We set our eyes on the eternal reality that awaits us that is more tangible what we’re enduring. Romans 8:18 states “Our present sufferings are not worth comparing with the immeasurable and everlasting glory that will be revealed IN us.”
We declare that we are deeply convinced that the battle has already been won through Christ. Jesus has conquered death, and for me the hope of life brings joy.
Joy is not just a theological exercise, something to aspire to, maybe. Joy is a choice, a choice that I made years ago that helped my life to flourish even amidst difficult circumstances.
Nothing about Alexander’s situation screamed of joy. It had all the earmarks of defeating me physically, emotionally, and spiritually. But, as I mentioned earlier, joy is a mystery. Even in the midst of some of the darkest days, there was a settled assurance (which I don’t claim to understand) that God was in control, and ultimately He would make this right. How? I have NO idea! Please hear me—I’m NOT declaring I understand why this had to happen. Absolutely not!

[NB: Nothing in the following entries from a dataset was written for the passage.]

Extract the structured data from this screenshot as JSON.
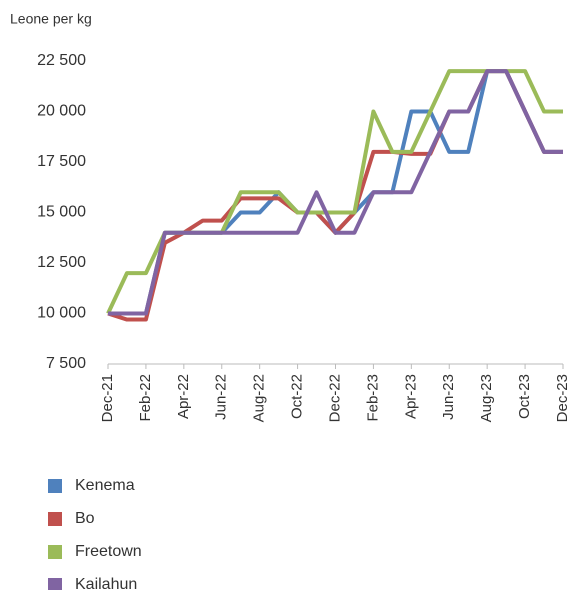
{
  "chart_data": {
    "type": "line",
    "y_label": "Leone per kg",
    "categories": [
      "Dec-21",
      null,
      "Feb-22",
      null,
      "Apr-22",
      null,
      "Jun-22",
      null,
      "Aug-22",
      null,
      "Oct-22",
      null,
      "Dec-22",
      null,
      "Feb-23",
      null,
      "Apr-23",
      null,
      "Jun-23",
      null,
      "Aug-23",
      null,
      "Oct-23",
      null,
      "Dec-23"
    ],
    "series": [
      {
        "name": "Kenema",
        "color": "#4f81bd",
        "values": [
          10000,
          10000,
          10000,
          14000,
          14000,
          14000,
          14000,
          15000,
          15000,
          16000,
          15000,
          15000,
          14000,
          15000,
          16000,
          16000,
          20000,
          20000,
          18000,
          18000,
          22000,
          22000,
          20000,
          18000,
          18000
        ]
      },
      {
        "name": "Bo",
        "color": "#c0504d",
        "values": [
          10000,
          9700,
          9700,
          13500,
          14000,
          14600,
          14600,
          15700,
          15700,
          15700,
          15000,
          15000,
          14000,
          15000,
          18000,
          18000,
          17900,
          17900,
          20000,
          20000,
          22000,
          22000,
          20000,
          18000,
          18000
        ]
      },
      {
        "name": "Freetown",
        "color": "#9bbb59",
        "values": [
          10000,
          12000,
          12000,
          14000,
          14000,
          14000,
          14000,
          16000,
          16000,
          16000,
          15000,
          15000,
          15000,
          15000,
          20000,
          18000,
          18000,
          20000,
          22000,
          22000,
          22000,
          22000,
          22000,
          20000,
          20000
        ]
      },
      {
        "name": "Kailahun",
        "color": "#8064a2",
        "values": [
          10000,
          10000,
          10000,
          14000,
          14000,
          14000,
          14000,
          14000,
          14000,
          14000,
          14000,
          16000,
          14000,
          14000,
          16000,
          16000,
          16000,
          18000,
          20000,
          20000,
          22000,
          22000,
          20000,
          18000,
          18000
        ]
      }
    ],
    "ylim": [
      7500,
      22500
    ],
    "yticks": [
      {
        "value": 7500,
        "label": "7 500"
      },
      {
        "value": 10000,
        "label": "10 000"
      },
      {
        "value": 12500,
        "label": "12 500"
      },
      {
        "value": 15000,
        "label": "15 000"
      },
      {
        "value": 17500,
        "label": "17 500"
      },
      {
        "value": 20000,
        "label": "20 000"
      },
      {
        "value": 22500,
        "label": "22 500"
      }
    ],
    "grid": false,
    "legend": "bottom"
  }
}
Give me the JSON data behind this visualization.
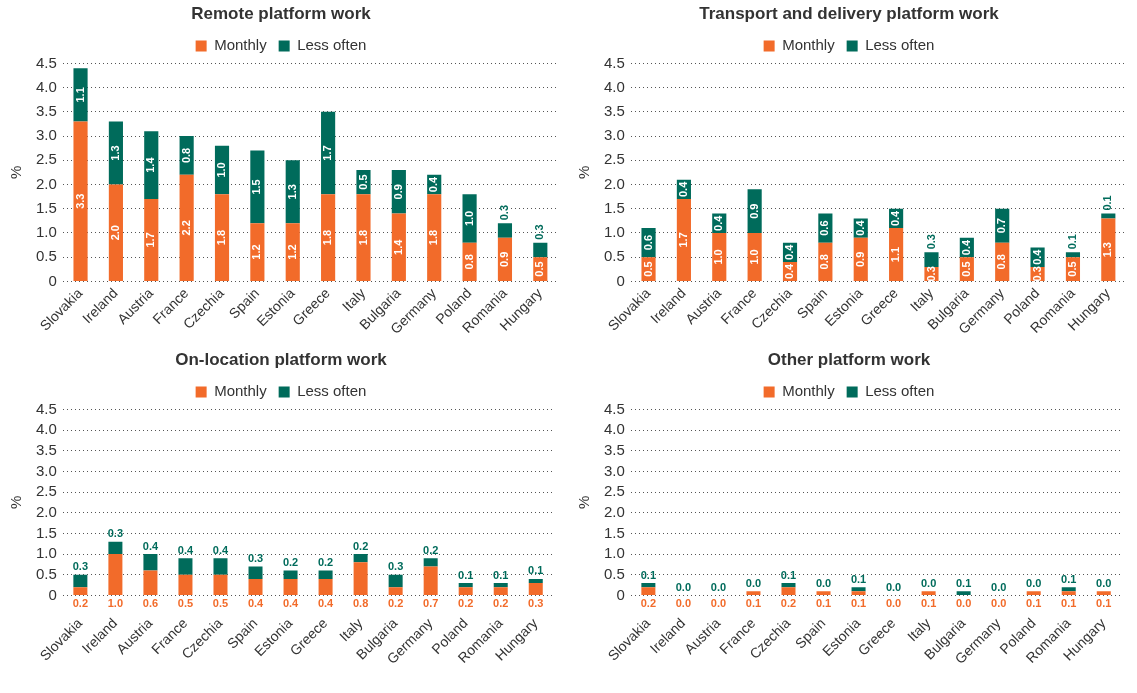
{
  "chart_data": [
    {
      "type": "bar",
      "title": "Remote platform work",
      "ylabel": "%",
      "stacked": true,
      "legend": "top",
      "grid": "y",
      "ylim": [
        0,
        4.5
      ],
      "yticks": [
        0,
        0.5,
        {
          "value": 1,
          "label": "1.0"
        },
        1.5,
        {
          "value": 2,
          "label": "2.0"
        },
        2.5,
        {
          "value": 3,
          "label": "3.0"
        },
        3.5,
        {
          "value": 4,
          "label": "4.0"
        },
        4.5
      ],
      "categories": [
        "Slovakia",
        "Ireland",
        "Austria",
        "France",
        "Czechia",
        "Spain",
        "Estonia",
        "Greece",
        "Italy",
        "Bulgaria",
        "Germany",
        "Poland",
        "Romania",
        "Hungary"
      ],
      "series": [
        {
          "name": "Monthly",
          "color": "#f26b2a",
          "values": [
            3.3,
            2.0,
            1.7,
            2.2,
            1.8,
            1.2,
            1.2,
            1.8,
            1.8,
            1.4,
            1.8,
            0.8,
            0.9,
            0.5
          ],
          "value_labels": [
            "3.3",
            "2.0",
            "1.7",
            "2.2",
            "1.8",
            "1.2",
            "1.2",
            "1.8",
            "1.8",
            "1.4",
            "1.8",
            "0.8",
            "0.9",
            "0.5"
          ]
        },
        {
          "name": "Less often",
          "color": "#006b5b",
          "values": [
            1.1,
            1.3,
            1.4,
            0.8,
            1.0,
            1.5,
            1.3,
            1.7,
            0.5,
            0.9,
            0.4,
            1.0,
            0.3,
            0.3
          ],
          "value_labels": [
            "1.1",
            "1.3",
            "1.4",
            "0.8",
            "1.0",
            "1.5",
            "1.3",
            "1.7",
            "0.5",
            "0.9",
            "0.4",
            "1.0",
            "0.3",
            "0.3"
          ]
        }
      ]
    },
    {
      "type": "bar",
      "title": "Transport and delivery platform work",
      "ylabel": "%",
      "stacked": true,
      "legend": "top",
      "grid": "y",
      "ylim": [
        0,
        4.5
      ],
      "yticks": [
        0,
        0.5,
        {
          "value": 1,
          "label": "1.0"
        },
        1.5,
        {
          "value": 2,
          "label": "2.0"
        },
        2.5,
        {
          "value": 3,
          "label": "3.0"
        },
        3.5,
        {
          "value": 4,
          "label": "4.0"
        },
        4.5
      ],
      "categories": [
        "Slovakia",
        "Ireland",
        "Austria",
        "France",
        "Czechia",
        "Spain",
        "Estonia",
        "Greece",
        "Italy",
        "Bulgaria",
        "Germany",
        "Poland",
        "Romania",
        "Hungary"
      ],
      "series": [
        {
          "name": "Monthly",
          "color": "#f26b2a",
          "values": [
            0.5,
            1.7,
            1.0,
            1.0,
            0.4,
            0.8,
            0.9,
            1.1,
            0.3,
            0.5,
            0.8,
            0.3,
            0.5,
            1.3
          ],
          "value_labels": [
            "0.5",
            "1.7",
            "1.0",
            "1.0",
            "0.4",
            "0.8",
            "0.9",
            "1.1",
            "0.3",
            "0.5",
            "0.8",
            "0.3",
            "0.5",
            "1.3"
          ]
        },
        {
          "name": "Less often",
          "color": "#006b5b",
          "values": [
            0.6,
            0.4,
            0.4,
            0.9,
            0.4,
            0.6,
            0.4,
            0.4,
            0.3,
            0.4,
            0.7,
            0.4,
            0.1,
            0.1
          ],
          "value_labels": [
            "0.6",
            "0.4",
            "0.4",
            "0.9",
            "0.4",
            "0.6",
            "0.4",
            "0.4",
            "0.3",
            "0.4",
            "0.7",
            "0.4",
            "0.1",
            "0.1"
          ]
        }
      ]
    },
    {
      "type": "bar",
      "title": "On-location platform work",
      "ylabel": "%",
      "stacked": true,
      "legend": "top",
      "grid": "y",
      "ylim": [
        0,
        4.5
      ],
      "yticks": [
        0,
        0.5,
        {
          "value": 1,
          "label": "1.0"
        },
        1.5,
        {
          "value": 2,
          "label": "2.0"
        },
        2.5,
        {
          "value": 3,
          "label": "3.0"
        },
        3.5,
        {
          "value": 4,
          "label": "4.0"
        },
        4.5
      ],
      "categories": [
        "Slovakia",
        "Ireland",
        "Austria",
        "France",
        "Czechia",
        "Spain",
        "Estonia",
        "Greece",
        "Italy",
        "Bulgaria",
        "Germany",
        "Poland",
        "Romania",
        "Hungary"
      ],
      "series": [
        {
          "name": "Monthly",
          "color": "#f26b2a",
          "values": [
            0.2,
            1.0,
            0.6,
            0.5,
            0.5,
            0.4,
            0.4,
            0.4,
            0.8,
            0.2,
            0.7,
            0.2,
            0.2,
            0.3
          ],
          "value_labels": [
            "0.2",
            "1.0",
            "0.6",
            "0.5",
            "0.5",
            "0.4",
            "0.4",
            "0.4",
            "0.8",
            "0.2",
            "0.7",
            "0.2",
            "0.2",
            "0.3"
          ]
        },
        {
          "name": "Less often",
          "color": "#006b5b",
          "values": [
            0.3,
            0.3,
            0.4,
            0.4,
            0.4,
            0.3,
            0.2,
            0.2,
            0.2,
            0.3,
            0.2,
            0.1,
            0.1,
            0.1
          ],
          "value_labels": [
            "0.3",
            "0.3",
            "0.4",
            "0.4",
            "0.4",
            "0.3",
            "0.2",
            "0.2",
            "0.2",
            "0.3",
            "0.2",
            "0.1",
            "0.1",
            "0.1"
          ]
        }
      ]
    },
    {
      "type": "bar",
      "title": "Other platform work",
      "ylabel": "%",
      "stacked": true,
      "legend": "top",
      "grid": "y",
      "ylim": [
        0,
        4.5
      ],
      "yticks": [
        0,
        0.5,
        {
          "value": 1,
          "label": "1.0"
        },
        1.5,
        {
          "value": 2,
          "label": "2.0"
        },
        2.5,
        {
          "value": 3,
          "label": "3.0"
        },
        3.5,
        {
          "value": 4,
          "label": "4.0"
        },
        4.5
      ],
      "categories": [
        "Slovakia",
        "Ireland",
        "Austria",
        "France",
        "Czechia",
        "Spain",
        "Estonia",
        "Greece",
        "Italy",
        "Bulgaria",
        "Germany",
        "Poland",
        "Romania",
        "Hungary"
      ],
      "series": [
        {
          "name": "Monthly",
          "color": "#f26b2a",
          "values": [
            0.2,
            0.0,
            0.0,
            0.1,
            0.2,
            0.1,
            0.1,
            0.0,
            0.1,
            0.0,
            0.0,
            0.1,
            0.1,
            0.1
          ],
          "value_labels": [
            "0.2",
            "0.0",
            "0.0",
            "0.1",
            "0.2",
            "0.1",
            "0.1",
            "0.0",
            "0.1",
            "0.0",
            "0.0",
            "0.1",
            "0.1",
            "0.1"
          ]
        },
        {
          "name": "Less often",
          "color": "#006b5b",
          "values": [
            0.1,
            0.0,
            0.0,
            0.0,
            0.1,
            0.0,
            0.1,
            0.0,
            0.0,
            0.1,
            0.0,
            0.0,
            0.1,
            0.0
          ],
          "value_labels": [
            "0.1",
            "0.0",
            "0.0",
            "0.0",
            "0.1",
            "0.0",
            "0.1",
            "0.0",
            "0.0",
            "0.1",
            "0.0",
            "0.0",
            "0.1",
            "0.0"
          ]
        }
      ]
    }
  ]
}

But I have no doubt that God loves me, loves Alexander, and there’s a joy in that settled knowing. Even as we prepared for Alexander’s funeral service, I experienced joy as we celebrated what God had done in Alexander’s life, the person God created him to be, and the joy he brought into our lives, as well as many others, if only for 17 years.
Please understand, I still grieve Alexander. Every. Single. Day. But I do so while also holding joy with hope of being reunited with him. Joy and hope are inextricably connected.
One of my favorite authors is Kate Bowler, and she wrote this blessing for those holding joy and sorrow at the same time, and I think her words explain what I am trying to convey to you. I pray that these words may encourage you as you try to onto hold joy and sorrow.
“God, I can’t deny it, the way that sorrow catches up with me and forces me to pay attention. There is much to grieve, so much to lament in the world, in my life, in the lives of those I love. You have shown me again and again that I can look sorrow in the face. Take its hand and talk things over, because it shows me that I love. It tells me what I don’t want to lose. But now, God, I want to learn how to hold joy and sorrow at the same time. So bless us, God, we know that right when life gets heavy or hard or too much, we must carve a path to delight. To do something for no reason whatsoever but joy. Blessed are we who see the art in absurdity. Because life is unexpected and terrible and wonderful and absurd.”
Happiness is never guaranteed, but joy in the life of a Christian is not only possible, but needed. We need to choose joy!